Syria had already been facing serious economic difficulties, and as a result, the publication of the details of the sixth five-year plan was significantly delayed. Even by April 1987, information about the plan was still unknown to anyone outside the Syrian government. Like the fifth plan, the sixth focused on completing projects already underway, although not completely excluding the construction of new ones: for example, the plan called for the construction of a number of new dams (including the Tishrin Dam on the Euphrates river). Particular attention, as before, was paid to the agricultural and agro-industrial sectors. The goal was also to increase the production and export of phosphates and oil. Projected investments were only slightly higher than the 101.5 billion Syrian pounds projected in the previous plan. The distribution of these investments by sector also remained largely unchanged: the agricultural sector was expected to receive 18.9 percent of all investments (2 percent more than in the previous plan), while industry received 13.7 percent (1.5 percent more).
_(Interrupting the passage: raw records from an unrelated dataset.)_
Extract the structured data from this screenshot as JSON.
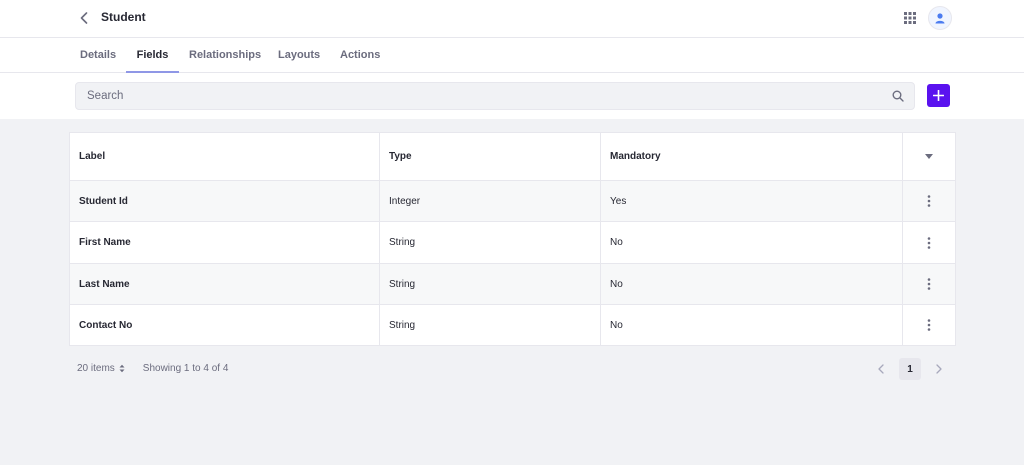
{
  "header": {
    "title": "Student",
    "back_icon": "chevron-left-icon",
    "apps_icon": "grid-icon",
    "avatar_icon": "user-icon"
  },
  "tabs": [
    {
      "label": "Details",
      "active": false
    },
    {
      "label": "Fields",
      "active": true
    },
    {
      "label": "Relationships",
      "active": false
    },
    {
      "label": "Layouts",
      "active": false
    },
    {
      "label": "Actions",
      "active": false
    }
  ],
  "search": {
    "placeholder": "Search",
    "value": ""
  },
  "colors": {
    "accent": "#5a12ef",
    "tab_indicator": "#8f97e6"
  },
  "table": {
    "columns": [
      "Label",
      "Type",
      "Mandatory"
    ],
    "rows": [
      {
        "label": "Student Id",
        "type": "Integer",
        "mandatory": "Yes"
      },
      {
        "label": "First Name",
        "type": "String",
        "mandatory": "No"
      },
      {
        "label": "Last Name",
        "type": "String",
        "mandatory": "No"
      },
      {
        "label": "Contact No",
        "type": "String",
        "mandatory": "No"
      }
    ]
  },
  "footer": {
    "items_per_page": "20 items",
    "showing": "Showing 1 to 4 of 4",
    "current_page": "1"
  }
}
The Syrian pound was falling sharply against the dollar: in 1986, inflation was 36 percent, and in 1987 it was already 60. So in order to stop inflation, in September 1986 the government passed Law No. 24, which, in addition to the long-standing Economic Sanctions Law, introduced strict penalties for smuggling national currency and prohibited transactions with foreign currency.

The Sixth Five-Year Plan failed to achieve its goals and remained essentially unfinished. The government was no longer trying so hard to achieve the goals set by the plan. For example, the Tishrin Dam, which was planned to be built during this period (1986-1990), began construction only in 1991 and was completed in 1999.

== Aftermath ==
The plan was largely a failure due to the austerity measures introduced simultaneously and the deteriorating economic situation overall. The subsequent, seventh, five-year plan produced even weaker results than the sixth, but became yet another symbol of Syria's departure from centralized economic planning.